How to Boost Your Credit Score
Have Open, Active Accounts in Good Standing
Your credit score is a measure of how well you’ve handled credit accounts in the past. You won’t have a good credit score if you don’t have any accounts or if all the accounts you do have are closed or delinquent.
Pay All Your Bills on Time
The biggest thing influencing your credit score is your payment history. The more timely payments you add to your credit history, the more your credit score will improve. Even one late payment may signal that you haven’t changed your bad credit habits, so be sure to pay on time every time.
It's important that you also pay accounts not listed on your credit report since they can be added eventually if you fall behind.
Don't Let Your Accounts Wind Up in Collections
Debt collection accounts are one of the most serious types of delinquencies you can have. Since any account—even a small library fine or your kid’s cafeteria fees—has the potential to wind up on your credit report, it’s important that you pay all your debts or at least make payment arrangements with the biller.
Reduce Your Balances and Keep Them Low
The amount of debt you have is another factor that impacts your credit score in a major way. Lower balances are better for your credit score, so if you have big balances, pay them down. Consumers with the best credit scores have balances that are less than 10% of their credit scores, so aim to get your balances to that point or lower.
Make Sure Your Credit Limits Are Reported Correctly
Not only does the amount of debt you carry affect your credit score, but the ratio of your credit card debt to the limit on those credit cards is also a factor. If your credit limits aren’t reported accurately, it can look like you’ve maxed out your credit card. You can dispute inaccurate credit limits with the credit bureau or call your creditor to ask why your credit limit isn’t reported accurately.

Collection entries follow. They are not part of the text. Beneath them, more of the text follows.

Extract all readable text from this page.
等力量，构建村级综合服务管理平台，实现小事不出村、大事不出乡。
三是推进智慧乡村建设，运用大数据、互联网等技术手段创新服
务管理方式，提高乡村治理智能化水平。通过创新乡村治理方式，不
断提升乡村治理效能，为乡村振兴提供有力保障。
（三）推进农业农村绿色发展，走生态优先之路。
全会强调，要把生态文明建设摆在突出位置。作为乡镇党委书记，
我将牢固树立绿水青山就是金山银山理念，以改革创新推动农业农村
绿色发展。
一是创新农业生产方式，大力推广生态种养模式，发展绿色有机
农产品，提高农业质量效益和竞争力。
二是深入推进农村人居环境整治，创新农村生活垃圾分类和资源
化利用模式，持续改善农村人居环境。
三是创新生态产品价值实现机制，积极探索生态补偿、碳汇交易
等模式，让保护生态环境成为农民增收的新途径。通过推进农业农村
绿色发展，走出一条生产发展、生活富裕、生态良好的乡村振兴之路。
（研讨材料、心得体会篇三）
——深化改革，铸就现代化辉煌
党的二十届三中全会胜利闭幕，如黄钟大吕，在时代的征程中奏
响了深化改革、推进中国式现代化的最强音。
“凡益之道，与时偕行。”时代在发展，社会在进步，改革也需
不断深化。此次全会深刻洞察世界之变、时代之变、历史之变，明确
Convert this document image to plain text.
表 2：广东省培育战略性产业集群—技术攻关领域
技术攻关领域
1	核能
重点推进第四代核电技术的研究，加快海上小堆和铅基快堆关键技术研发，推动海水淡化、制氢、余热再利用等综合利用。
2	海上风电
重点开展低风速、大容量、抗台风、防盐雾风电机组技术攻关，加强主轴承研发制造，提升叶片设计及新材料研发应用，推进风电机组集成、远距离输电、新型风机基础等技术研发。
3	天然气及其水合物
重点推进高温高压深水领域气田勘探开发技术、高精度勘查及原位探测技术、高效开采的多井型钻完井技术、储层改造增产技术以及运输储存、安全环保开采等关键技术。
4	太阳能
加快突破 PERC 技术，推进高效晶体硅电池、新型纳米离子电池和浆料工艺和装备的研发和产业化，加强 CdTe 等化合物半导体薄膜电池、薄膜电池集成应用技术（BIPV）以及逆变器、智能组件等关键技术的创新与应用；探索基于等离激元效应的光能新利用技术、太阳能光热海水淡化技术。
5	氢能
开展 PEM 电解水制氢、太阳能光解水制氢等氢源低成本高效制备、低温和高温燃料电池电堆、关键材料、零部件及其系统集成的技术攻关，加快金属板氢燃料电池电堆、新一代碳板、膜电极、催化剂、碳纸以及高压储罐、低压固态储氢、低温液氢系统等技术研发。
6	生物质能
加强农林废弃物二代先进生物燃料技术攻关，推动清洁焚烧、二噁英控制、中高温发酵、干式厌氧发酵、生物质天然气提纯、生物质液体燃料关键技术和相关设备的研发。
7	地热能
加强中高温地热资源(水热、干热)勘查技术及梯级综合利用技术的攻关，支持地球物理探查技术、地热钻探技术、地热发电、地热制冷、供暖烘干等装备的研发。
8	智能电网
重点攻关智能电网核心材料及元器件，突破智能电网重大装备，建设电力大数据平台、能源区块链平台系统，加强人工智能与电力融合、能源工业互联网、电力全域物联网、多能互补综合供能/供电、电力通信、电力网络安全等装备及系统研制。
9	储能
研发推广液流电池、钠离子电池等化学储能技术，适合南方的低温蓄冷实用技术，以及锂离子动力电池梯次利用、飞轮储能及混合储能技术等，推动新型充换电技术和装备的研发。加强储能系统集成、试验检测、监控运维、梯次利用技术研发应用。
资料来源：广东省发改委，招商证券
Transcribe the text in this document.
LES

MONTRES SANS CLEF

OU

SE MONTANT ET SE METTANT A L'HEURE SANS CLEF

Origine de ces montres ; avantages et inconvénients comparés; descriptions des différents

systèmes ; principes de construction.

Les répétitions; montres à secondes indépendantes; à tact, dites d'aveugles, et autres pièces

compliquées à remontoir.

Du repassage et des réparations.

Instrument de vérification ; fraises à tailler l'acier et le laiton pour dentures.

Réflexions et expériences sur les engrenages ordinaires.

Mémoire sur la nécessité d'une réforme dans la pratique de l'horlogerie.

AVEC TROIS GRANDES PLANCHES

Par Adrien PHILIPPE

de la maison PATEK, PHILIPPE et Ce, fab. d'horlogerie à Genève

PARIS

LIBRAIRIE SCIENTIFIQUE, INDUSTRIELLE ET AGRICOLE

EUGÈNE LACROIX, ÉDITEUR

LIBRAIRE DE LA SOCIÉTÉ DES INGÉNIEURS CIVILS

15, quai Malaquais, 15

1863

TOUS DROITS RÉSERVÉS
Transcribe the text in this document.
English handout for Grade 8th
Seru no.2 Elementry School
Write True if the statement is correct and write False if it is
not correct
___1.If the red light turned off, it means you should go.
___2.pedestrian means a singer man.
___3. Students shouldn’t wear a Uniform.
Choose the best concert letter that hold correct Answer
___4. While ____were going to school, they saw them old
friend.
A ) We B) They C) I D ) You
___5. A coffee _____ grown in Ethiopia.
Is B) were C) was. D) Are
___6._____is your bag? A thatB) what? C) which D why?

Some people ask for credit limit increases as a way to improve their credit utilization—the ratio of your credit card balances to credit limits. But, be careful requesting your limit be increased. Some credit card issuers do a hard pull where an additional inquiry is placed on your credit report and factored into your credit score. Soft pulls are better, but may not be what the creditor needs to process your credit limit increase request.
Leave Old Accounts Open and Keep Them Active
Credit age is important when it comes to your credit score. Your credit score considers both the age of your oldest account and the average age of all your accounts. Keeping old accounts active helps you have a mature credit age.
Open New Accounts But Sparingly
Of course, you can’t completely avoid opening new accounts. That’s actually a necessary step if you’re rebuilding a damaged credit score. Open accounts as you need them.
Have Different Types of Accounts
You shouldn’t necessarily take on new accounts, especially large loans you can’t afford, for the sole purpose of boosting your credit score. Instead, open accounts as you need them, but be wise about the types of accounts you open.
Get Rid of Negative Information
Removing negative information from your credit report can boost your credit score, but erasing things from your credit report isn’t easy. You can dispute negative entries that are inaccurate, wait for the credit reporting time limit to pass (usually seven years), or try to get the information furnisher to remove the entry from your credit report with a pay for delete or goodwill offer.